Just finished the Two Sigma loop for a senior SWE role (NYC, quant-tech track, not research). Wanted to write up the system design round because I couldn't find recent info anywhere.
The round was 60 minutes with two interviewers. The prompt I got was something in the data infrastructure space. Think: design a system that ingests high-frequency trading data at scale, processes it near-real-time, and makes it queryable. Sounds niche, but the skills are the same: partitioning strategy, fault tolerance, consistency vs. latency tradeoffs.
What made it feel different from a typical FAANG system design: They pushed hard on failure modes. Not just "what happens if a node fails" but cascading scenarios. What if your downstream consumer is slow? What happens to your ordering guarantees? They asked me to reason about cost tradeoffs explicitly. Like, at what data volume does your Kafka-based approach become impractical vs. a custom solution? The quant context meant low-latency mattered more than in most SD interviews. I had to address L1 cache vs. heap tradeoffs at one point.

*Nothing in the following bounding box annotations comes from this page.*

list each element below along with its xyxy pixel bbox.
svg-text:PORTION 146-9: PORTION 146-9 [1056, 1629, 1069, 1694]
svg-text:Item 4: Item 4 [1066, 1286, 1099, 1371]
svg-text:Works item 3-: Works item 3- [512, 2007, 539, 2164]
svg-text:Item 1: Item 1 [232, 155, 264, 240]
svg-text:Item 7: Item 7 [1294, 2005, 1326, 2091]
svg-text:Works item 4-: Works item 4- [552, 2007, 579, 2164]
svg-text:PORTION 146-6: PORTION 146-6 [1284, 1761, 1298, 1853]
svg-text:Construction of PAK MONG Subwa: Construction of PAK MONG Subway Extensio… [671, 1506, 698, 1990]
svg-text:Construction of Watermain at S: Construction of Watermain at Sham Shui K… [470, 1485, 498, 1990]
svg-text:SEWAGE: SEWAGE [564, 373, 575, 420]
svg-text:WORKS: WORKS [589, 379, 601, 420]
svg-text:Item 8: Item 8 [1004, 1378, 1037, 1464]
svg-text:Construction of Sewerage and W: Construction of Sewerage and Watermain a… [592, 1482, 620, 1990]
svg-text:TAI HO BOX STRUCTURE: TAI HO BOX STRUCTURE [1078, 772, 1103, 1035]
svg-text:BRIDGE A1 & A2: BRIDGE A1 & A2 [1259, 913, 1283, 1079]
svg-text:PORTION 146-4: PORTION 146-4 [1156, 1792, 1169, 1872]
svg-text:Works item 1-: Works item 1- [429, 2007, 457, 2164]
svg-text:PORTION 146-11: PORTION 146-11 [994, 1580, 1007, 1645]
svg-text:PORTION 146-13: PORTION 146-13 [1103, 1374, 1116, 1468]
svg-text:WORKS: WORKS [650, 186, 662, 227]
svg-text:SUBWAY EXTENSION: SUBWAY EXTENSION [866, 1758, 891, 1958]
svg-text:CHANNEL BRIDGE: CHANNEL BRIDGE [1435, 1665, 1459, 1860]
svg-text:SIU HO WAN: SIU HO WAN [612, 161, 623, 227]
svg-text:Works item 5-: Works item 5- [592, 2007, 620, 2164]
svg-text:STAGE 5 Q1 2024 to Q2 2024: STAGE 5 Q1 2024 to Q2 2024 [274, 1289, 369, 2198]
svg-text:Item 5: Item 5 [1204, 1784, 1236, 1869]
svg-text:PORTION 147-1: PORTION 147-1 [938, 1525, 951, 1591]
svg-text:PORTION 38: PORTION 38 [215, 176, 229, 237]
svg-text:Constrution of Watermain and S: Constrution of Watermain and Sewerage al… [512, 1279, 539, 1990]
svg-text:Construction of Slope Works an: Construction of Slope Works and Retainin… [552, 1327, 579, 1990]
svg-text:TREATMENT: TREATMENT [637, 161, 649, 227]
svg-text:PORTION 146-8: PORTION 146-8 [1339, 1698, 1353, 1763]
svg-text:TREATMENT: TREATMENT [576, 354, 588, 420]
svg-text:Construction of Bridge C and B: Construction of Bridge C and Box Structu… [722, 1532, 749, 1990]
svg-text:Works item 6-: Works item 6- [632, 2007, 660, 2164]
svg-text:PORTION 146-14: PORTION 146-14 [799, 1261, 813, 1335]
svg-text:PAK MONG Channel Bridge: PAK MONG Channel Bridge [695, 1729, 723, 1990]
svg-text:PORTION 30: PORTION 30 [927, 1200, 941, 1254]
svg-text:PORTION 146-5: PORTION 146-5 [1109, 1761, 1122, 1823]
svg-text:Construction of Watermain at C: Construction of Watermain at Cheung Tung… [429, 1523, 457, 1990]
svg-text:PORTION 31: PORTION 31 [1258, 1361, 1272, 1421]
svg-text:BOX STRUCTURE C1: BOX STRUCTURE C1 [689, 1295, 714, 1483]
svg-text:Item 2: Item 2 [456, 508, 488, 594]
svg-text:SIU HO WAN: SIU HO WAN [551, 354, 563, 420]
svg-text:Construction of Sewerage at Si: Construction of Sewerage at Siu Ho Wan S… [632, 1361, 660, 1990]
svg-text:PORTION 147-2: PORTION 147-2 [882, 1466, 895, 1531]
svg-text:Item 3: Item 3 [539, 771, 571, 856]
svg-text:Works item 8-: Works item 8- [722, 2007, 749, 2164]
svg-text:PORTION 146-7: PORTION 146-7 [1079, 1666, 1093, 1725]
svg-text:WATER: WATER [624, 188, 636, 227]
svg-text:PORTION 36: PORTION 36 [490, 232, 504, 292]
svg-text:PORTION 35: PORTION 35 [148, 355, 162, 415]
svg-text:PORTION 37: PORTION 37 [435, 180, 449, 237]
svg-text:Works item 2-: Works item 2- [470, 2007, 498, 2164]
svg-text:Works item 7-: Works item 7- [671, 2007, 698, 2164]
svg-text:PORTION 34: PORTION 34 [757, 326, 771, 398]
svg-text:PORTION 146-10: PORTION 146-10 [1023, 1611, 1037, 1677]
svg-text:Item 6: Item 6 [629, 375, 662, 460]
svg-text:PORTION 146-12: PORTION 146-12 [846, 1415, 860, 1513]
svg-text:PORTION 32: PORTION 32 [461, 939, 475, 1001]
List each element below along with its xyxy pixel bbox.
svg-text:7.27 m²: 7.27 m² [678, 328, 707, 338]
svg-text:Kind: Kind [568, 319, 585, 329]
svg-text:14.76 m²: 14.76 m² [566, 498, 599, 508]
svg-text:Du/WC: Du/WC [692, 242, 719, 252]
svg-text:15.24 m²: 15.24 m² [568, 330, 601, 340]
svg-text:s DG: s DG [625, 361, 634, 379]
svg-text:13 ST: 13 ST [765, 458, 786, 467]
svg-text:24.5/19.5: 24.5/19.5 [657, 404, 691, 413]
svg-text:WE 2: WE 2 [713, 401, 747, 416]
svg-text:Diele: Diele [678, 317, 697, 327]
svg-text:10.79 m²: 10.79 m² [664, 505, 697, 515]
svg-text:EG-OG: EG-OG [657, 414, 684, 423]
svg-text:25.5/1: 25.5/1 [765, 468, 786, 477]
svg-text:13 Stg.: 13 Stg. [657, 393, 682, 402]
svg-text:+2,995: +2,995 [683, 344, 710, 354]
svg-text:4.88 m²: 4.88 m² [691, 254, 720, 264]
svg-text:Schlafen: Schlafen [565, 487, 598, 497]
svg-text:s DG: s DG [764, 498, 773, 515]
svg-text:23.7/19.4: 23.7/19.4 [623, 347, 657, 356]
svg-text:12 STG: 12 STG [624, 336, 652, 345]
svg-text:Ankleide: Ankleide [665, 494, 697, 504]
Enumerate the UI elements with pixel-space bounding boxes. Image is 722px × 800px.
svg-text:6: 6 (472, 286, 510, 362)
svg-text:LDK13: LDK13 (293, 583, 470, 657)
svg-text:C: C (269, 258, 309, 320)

They were not hostile at all. More collaborative than I expected. One interviewer sketched out an alternative I hadn't considered and asked me to compare it to my approach. That felt like a senior IC conversation, not a test.
For prep: I'd say Designing Data-Intensive Applications is table stakes, but you also need to think through financial data use cases specifically. Ordering, timestamping, exactly-once delivery. That kind of thing.
The signal they're looking for at senior/L5-equivalent seems to be depth over breadth. I got pushed much harder on one component than I was asked to cover everything superficially.
Total loop was 5 rounds: 2 coding, 1 system design, 1 behavioral, and a domain deep-dive that felt like a second system design but lighter. Offer came back ~10 business days post-onsite.